Mill Computing, Inc. Forums The Mill Architecture Byte order conversion? Reply To: Byte order conversion?

Ivan Godard
Keymaster
Post count: 689

It’s taken a while for me to wade through the RISC-V document; sorry for the delay in response. The current Mill bit manipulation operations are a historical grab bag that we had planned to review and cull/extend when we had enough of a code base to get useful numbers. Your post prompted me to start that process; it’s relatively low priority so I don’t know when changes will happen.

I’m pretty sure that we should have a funnel shifter unit for the present shift and rotate group, although that implies more gates for the widest operands (compared to a normal shifter), and there are issues applying funnel shift to vector arguments.

There has been a long-standing desire for Galois Field operations, i.e. bit matrix multiply. A 8×8 BMM is straightforward, but things get out of hand at greater width – the control data for a quad x quad BMM is 4k bytes. That much data sounds like an I/O device rather than an operation.
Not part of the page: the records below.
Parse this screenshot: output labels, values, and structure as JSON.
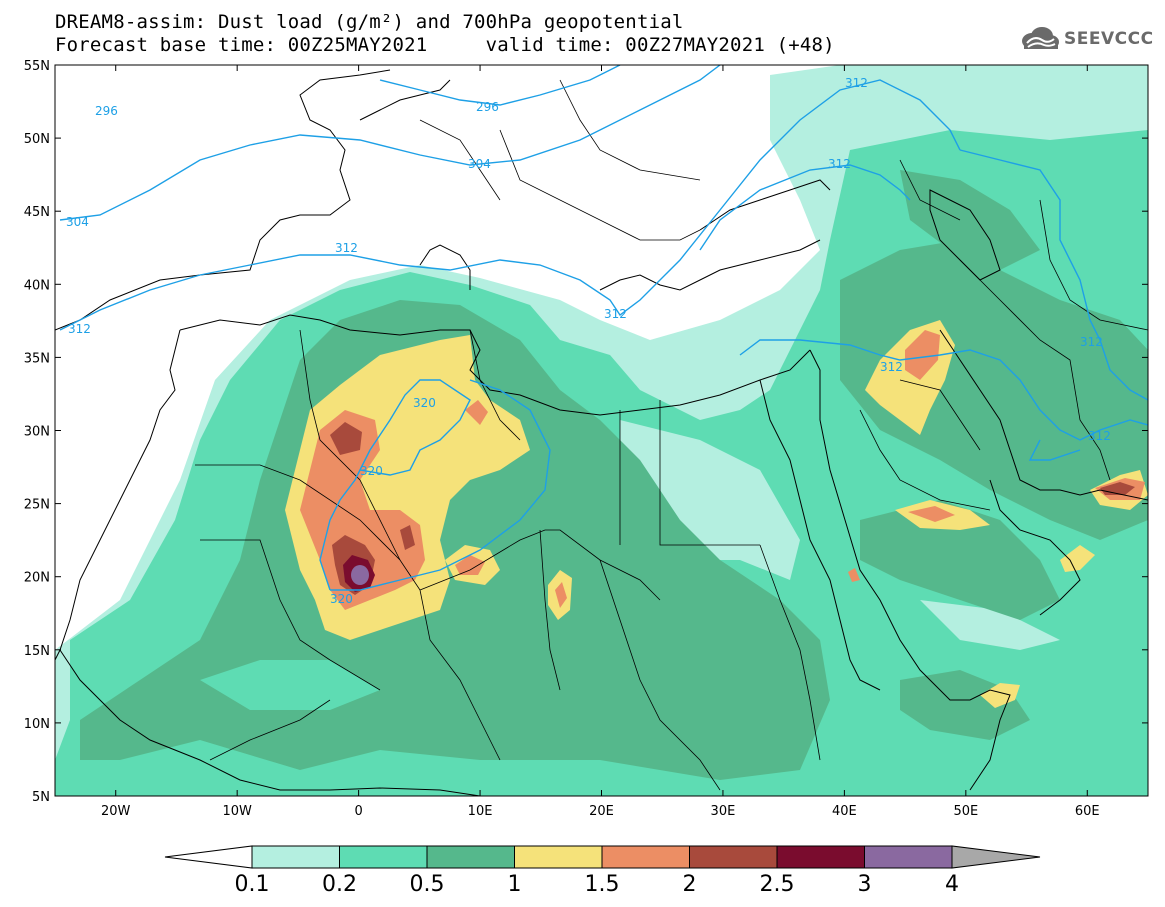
{
  "header": {
    "title_line1": "DREAM8-assim: Dust load (g/m²) and 700hPa geopotential",
    "title_line2": "Forecast base time: 00Z25MAY2021     valid time: 00Z27MAY2021 (+48)"
  },
  "logo": {
    "text": "SEEVCCC",
    "icon": "cloud-logo-icon"
  },
  "map": {
    "lon_range": [
      -25,
      65
    ],
    "lat_range": [
      5,
      55
    ],
    "lat_ticks": [
      "55N",
      "50N",
      "45N",
      "40N",
      "35N",
      "30N",
      "25N",
      "20N",
      "15N",
      "10N",
      "5N"
    ],
    "lon_ticks": [
      "20W",
      "10W",
      "0",
      "10E",
      "20E",
      "30E",
      "40E",
      "50E",
      "60E"
    ],
    "contour_labels": [
      "296",
      "296",
      "304",
      "304",
      "312",
      "312",
      "312",
      "312",
      "312",
      "312",
      "312",
      "320",
      "320",
      "320"
    ]
  },
  "colorbar": {
    "levels": [
      "0.1",
      "0.2",
      "0.5",
      "1",
      "1.5",
      "2",
      "2.5",
      "3",
      "4"
    ],
    "colors": [
      "#b4efe0",
      "#5edcb3",
      "#55b88c",
      "#f5e27a",
      "#ec8e64",
      "#a84a3c",
      "#7a0c2e",
      "#8a69a0"
    ],
    "low_color": "#ffffff",
    "high_color": "#a8a8a8"
  }
}
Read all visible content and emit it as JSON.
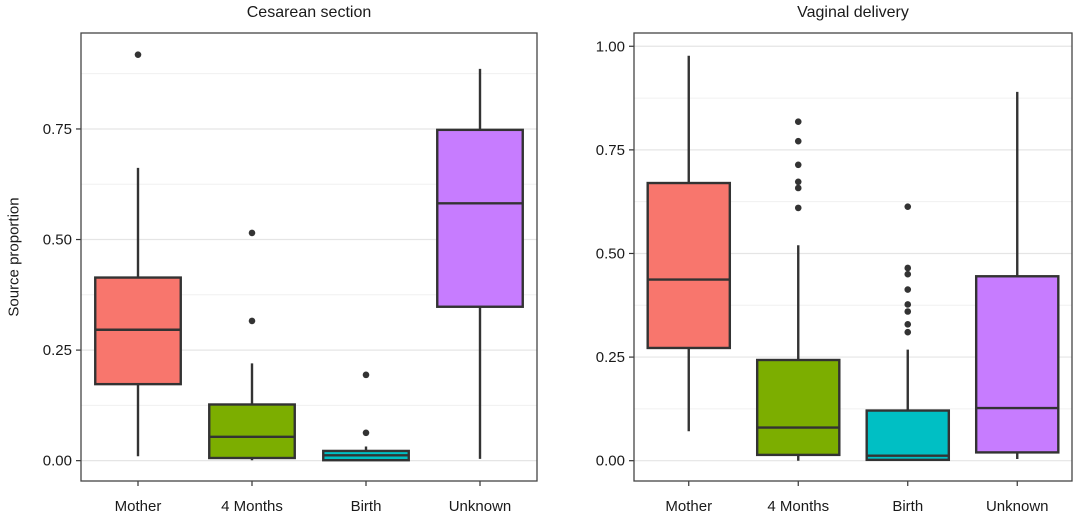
{
  "figure": {
    "ylabel": "Source proportion",
    "background": "#FFFFFF",
    "text_color": "#1A1A1A",
    "grid_major_color": "#E5E5E5",
    "grid_minor_color": "#F0F0F0",
    "panel_border_color": "#454545",
    "box_stroke_color": "#333333",
    "outlier_color": "#333333"
  },
  "chart_data": [
    {
      "type": "boxplot",
      "title": "Cesarean section",
      "ylabel": "Source proportion",
      "grid": true,
      "categories": [
        "Mother",
        "4 Months",
        "Birth",
        "Unknown"
      ],
      "yticks": [
        0,
        0.25,
        0.5,
        0.75
      ],
      "ytick_labels": [
        "0.00",
        "0.25",
        "0.50",
        "0.75"
      ],
      "ylim": [
        -0.046,
        0.967
      ],
      "series": [
        {
          "name": "Mother",
          "color": "#F8766D",
          "whisker_low": 0.01,
          "q1": 0.173,
          "median": 0.296,
          "q3": 0.414,
          "whisker_high": 0.662,
          "outliers": [
            0.918
          ]
        },
        {
          "name": "4 Months",
          "color": "#7CAE00",
          "whisker_low": 0.001,
          "q1": 0.006,
          "median": 0.054,
          "q3": 0.127,
          "whisker_high": 0.22,
          "outliers": [
            0.515,
            0.316
          ]
        },
        {
          "name": "Birth",
          "color": "#00BFC4",
          "whisker_low": 0.0,
          "q1": 0.001,
          "median": 0.012,
          "q3": 0.022,
          "whisker_high": 0.032,
          "outliers": [
            0.194,
            0.063
          ]
        },
        {
          "name": "Unknown",
          "color": "#C77CFF",
          "whisker_low": 0.004,
          "q1": 0.348,
          "median": 0.582,
          "q3": 0.748,
          "whisker_high": 0.886,
          "outliers": []
        }
      ]
    },
    {
      "type": "boxplot",
      "title": "Vaginal delivery",
      "ylabel": "",
      "grid": true,
      "categories": [
        "Mother",
        "4 Months",
        "Birth",
        "Unknown"
      ],
      "yticks": [
        0,
        0.25,
        0.5,
        0.75,
        1.0
      ],
      "ytick_labels": [
        "0.00",
        "0.25",
        "0.50",
        "0.75",
        "1.00"
      ],
      "ylim": [
        -0.049,
        1.032
      ],
      "series": [
        {
          "name": "Mother",
          "color": "#F8766D",
          "whisker_low": 0.071,
          "q1": 0.272,
          "median": 0.437,
          "q3": 0.67,
          "whisker_high": 0.977,
          "outliers": []
        },
        {
          "name": "4 Months",
          "color": "#7CAE00",
          "whisker_low": 0.0,
          "q1": 0.014,
          "median": 0.08,
          "q3": 0.243,
          "whisker_high": 0.52,
          "outliers": [
            0.818,
            0.771,
            0.714,
            0.673,
            0.658,
            0.61
          ]
        },
        {
          "name": "Birth",
          "color": "#00BFC4",
          "whisker_low": 0.0,
          "q1": 0.002,
          "median": 0.012,
          "q3": 0.121,
          "whisker_high": 0.268,
          "outliers": [
            0.613,
            0.465,
            0.45,
            0.413,
            0.377,
            0.36,
            0.329,
            0.31
          ]
        },
        {
          "name": "Unknown",
          "color": "#C77CFF",
          "whisker_low": 0.004,
          "q1": 0.02,
          "median": 0.127,
          "q3": 0.445,
          "whisker_high": 0.89,
          "outliers": []
        }
      ]
    }
  ]
}
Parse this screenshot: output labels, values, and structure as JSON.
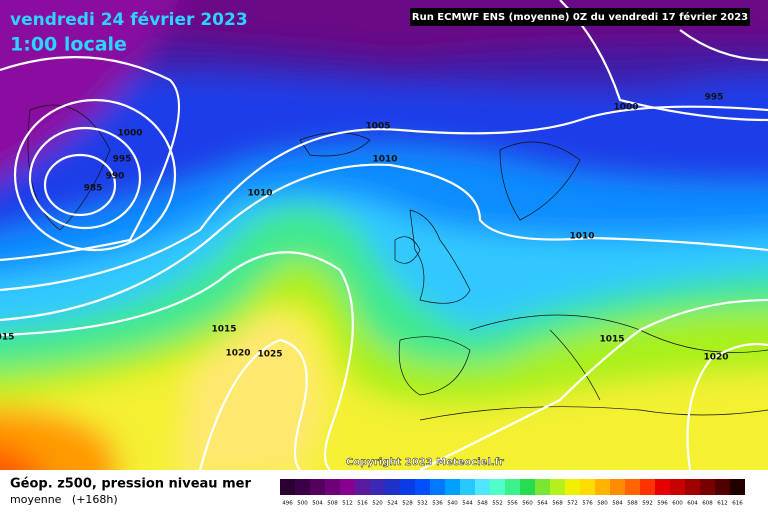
{
  "header": {
    "title": "vendredi 24 février 2023",
    "time": "1:00 locale",
    "run": "Run ECMWF ENS (moyenne) 0Z du vendredi 17 février 2023"
  },
  "isobar_labels": [
    "1000",
    "995",
    "990",
    "985",
    "1005",
    "1010",
    "1010",
    "995",
    "1000",
    "1010",
    "1015",
    "1020",
    "1025",
    "1015",
    "1020",
    "015"
  ],
  "copyright": "Copyright 2023 Meteociel.fr",
  "footer": {
    "title": "Géop. z500, pression niveau mer",
    "subtitle": "moyenne   (+168h)"
  },
  "legend": {
    "labels": [
      496,
      500,
      504,
      508,
      512,
      516,
      520,
      524,
      528,
      532,
      536,
      540,
      544,
      548,
      552,
      556,
      560,
      564,
      568,
      572,
      576,
      580,
      584,
      588,
      592,
      596,
      600,
      604,
      608,
      612,
      616
    ],
    "colors": [
      "#2a0030",
      "#3c0048",
      "#55005f",
      "#6e0078",
      "#87008f",
      "#5a1aa0",
      "#3c28b4",
      "#1e32c8",
      "#0a3ce6",
      "#0050ff",
      "#0078ff",
      "#00a0ff",
      "#28c8ff",
      "#50e6ff",
      "#50ffc8",
      "#3cf08c",
      "#28dc50",
      "#78e632",
      "#b4f01e",
      "#f0f000",
      "#ffdc00",
      "#ffb400",
      "#ff8c00",
      "#ff6400",
      "#ff3200",
      "#e60000",
      "#c80000",
      "#a00000",
      "#780000",
      "#500000",
      "#200000"
    ]
  }
}
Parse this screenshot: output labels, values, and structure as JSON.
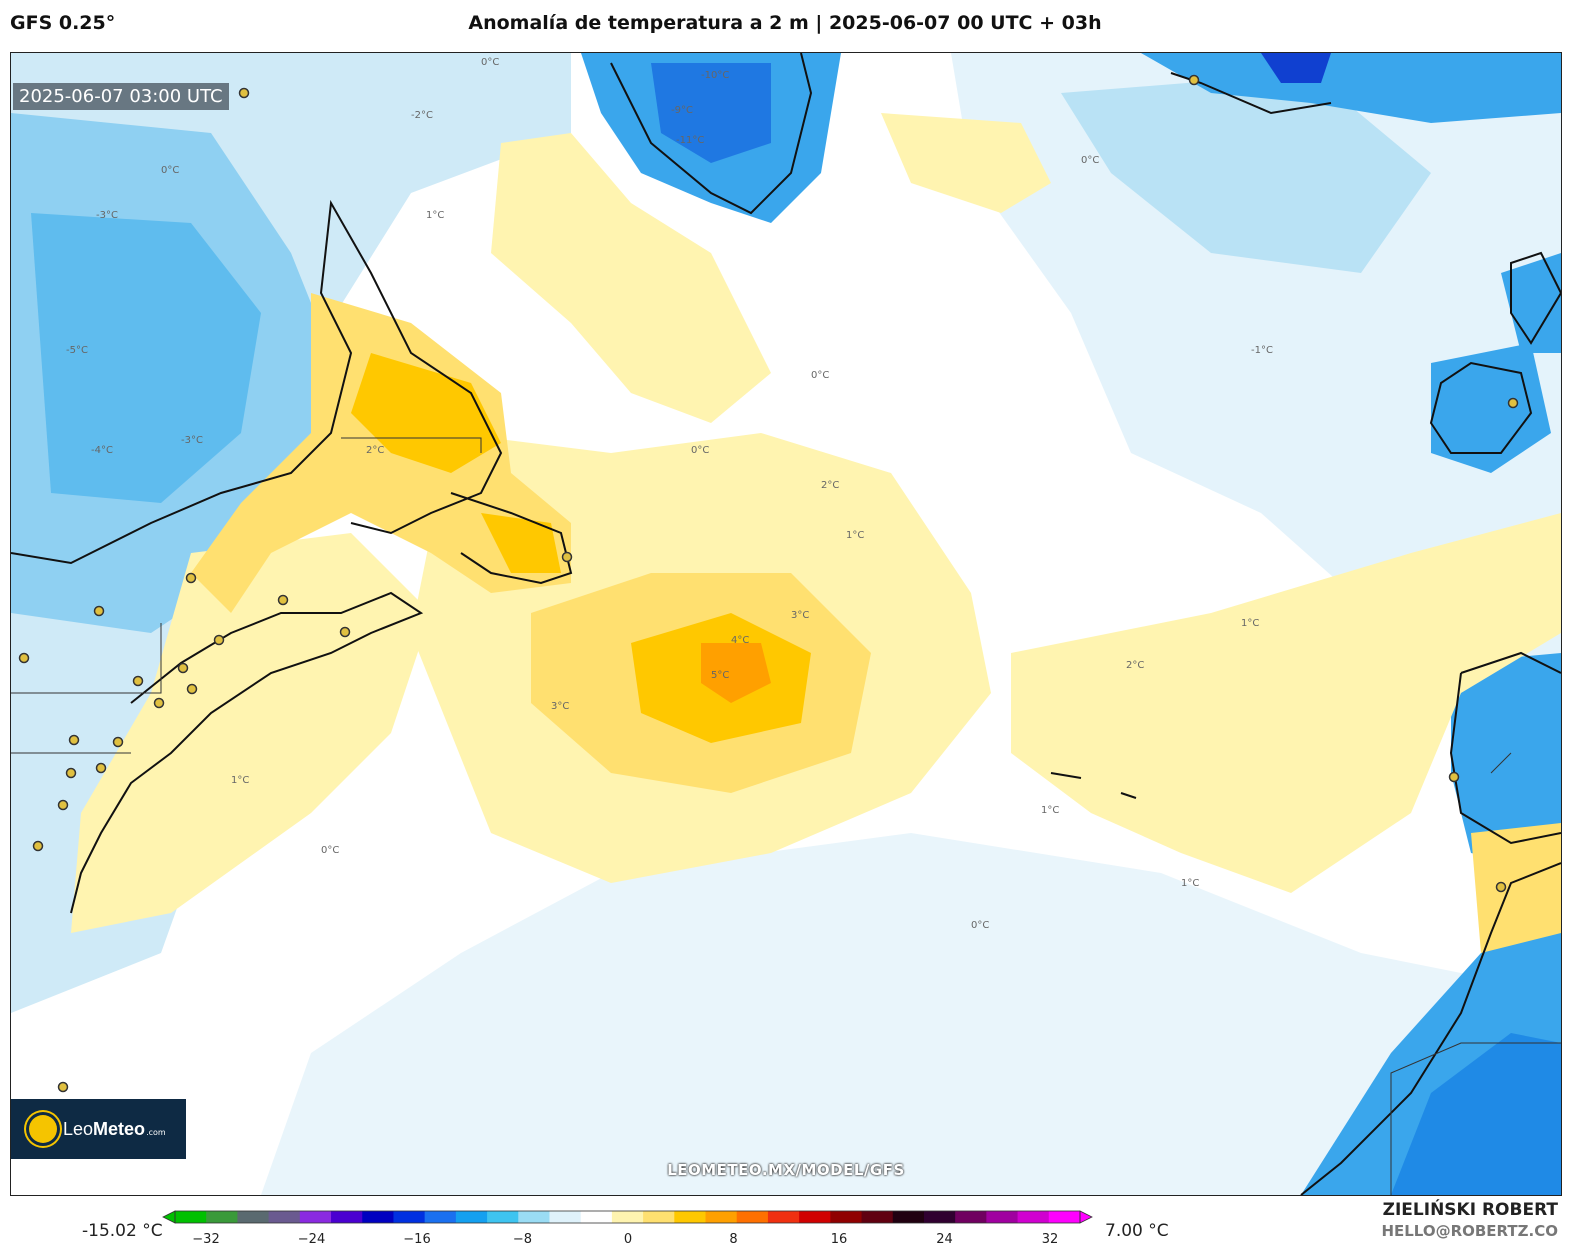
{
  "header": {
    "model": "GFS 0.25°",
    "title": "Anomalía de temperatura a 2 m | 2025-06-07 00 UTC + 03h"
  },
  "map": {
    "valid_time": "2025-06-07 03:00 UTC",
    "watermark": "LEOMETEO.MX/MODEL/GFS",
    "logo": {
      "brand_light": "Leo",
      "brand_bold": "Meteo",
      "suffix": ".com"
    },
    "contour_labels": [
      "0°C",
      "1°C",
      "2°C",
      "3°C",
      "4°C",
      "5°C",
      "-1°C",
      "-2°C",
      "-3°C",
      "-4°C",
      "-5°C",
      "-9°C",
      "-10°C",
      "-11°C"
    ]
  },
  "colorbar": {
    "min_label": "-15.02 °C",
    "max_label": "7.00 °C",
    "ticks": [
      "−32",
      "−24",
      "−16",
      "−8",
      "0",
      "8",
      "16",
      "24",
      "32"
    ],
    "colors": [
      "#00c000",
      "#3a9a3a",
      "#5a6a70",
      "#6a5a90",
      "#8a2ae0",
      "#4a00d0",
      "#0000c0",
      "#0030e0",
      "#1a70f0",
      "#14a0f0",
      "#3ec4f0",
      "#9adcf4",
      "#dff2fb",
      "#ffffff",
      "#fff4b0",
      "#ffe070",
      "#ffc800",
      "#ffa000",
      "#ff7000",
      "#f03010",
      "#d00000",
      "#900000",
      "#600010",
      "#200010",
      "#300030",
      "#700060",
      "#a000a0",
      "#d000d0",
      "#ff00ff"
    ]
  },
  "credits": {
    "author": "ZIELIŃSKI ROBERT",
    "email": "HELLO@ROBERTZ.CO"
  }
}
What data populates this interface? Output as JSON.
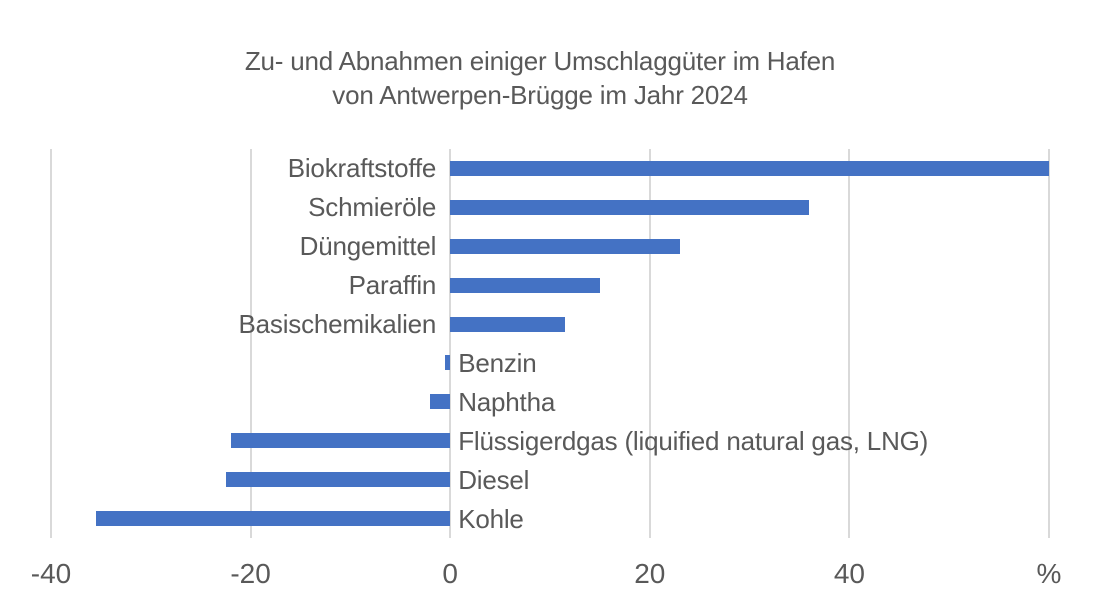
{
  "title": {
    "line1": "Zu- und Abnahmen einiger Umschlaggüter im Hafen",
    "line2": "von Antwerpen-Brügge im Jahr 2024"
  },
  "chart_data": {
    "type": "bar",
    "orientation": "horizontal",
    "title": "Zu- und Abnahmen einiger Umschlaggüter im Hafen von Antwerpen-Brügge im Jahr 2024",
    "unit": "%",
    "categories": [
      "Biokraftstoffe",
      "Schmieröle",
      "Düngemittel",
      "Paraffin",
      "Basischemikalien",
      "Benzin",
      "Naphtha",
      "Flüssigerdgas (liquified natural gas, LNG)",
      "Diesel",
      "Kohle"
    ],
    "values": [
      60,
      36,
      23,
      15,
      11.5,
      -0.5,
      -2,
      -22,
      -22.5,
      -35.5
    ],
    "xlim": [
      -40,
      60
    ],
    "x_ticks": [
      {
        "value": -40,
        "label": "-40"
      },
      {
        "value": -20,
        "label": "-20"
      },
      {
        "value": 0,
        "label": "0"
      },
      {
        "value": 20,
        "label": "20"
      },
      {
        "value": 40,
        "label": "40"
      },
      {
        "value": 60,
        "label": "%"
      }
    ],
    "grid": "vertical",
    "legend": "none",
    "bar_color": "#4472C4",
    "text_color": "#595959",
    "gridline_color": "#d9d9d9",
    "background_color": "#ffffff"
  }
}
Another desire is bit-stream parsing, chopping dynamic numbers of bits off the front of a byte-stream. For this the bit-chopping is not hard, but dealing with whether a chop has to advance the source or not is hard in a static machine. This one will likely wait until we add general streamer support.

Lastly, even simple bit-field extract/inject is problematic when the field is dynamic. An inject needs four arguments – source1, source2, position and size – and four-argument slots would be very expensive. We could construct such an op with ganging, but then you use two slot positions, while building the inject out of shifts and masks only needs six ops. The PPC version of funnel includes a mask step the would reduce the cost of an idiom even further. It’s not clear that dynamic inject is common enough to be worth the trouble. A static inject only needs two belt arguments, but it then needs logN encoding bits for the position/size info, which may increase the entropy of the slot supporting the op.

We’ll chew on these and other issues; thank you for shaking our tree.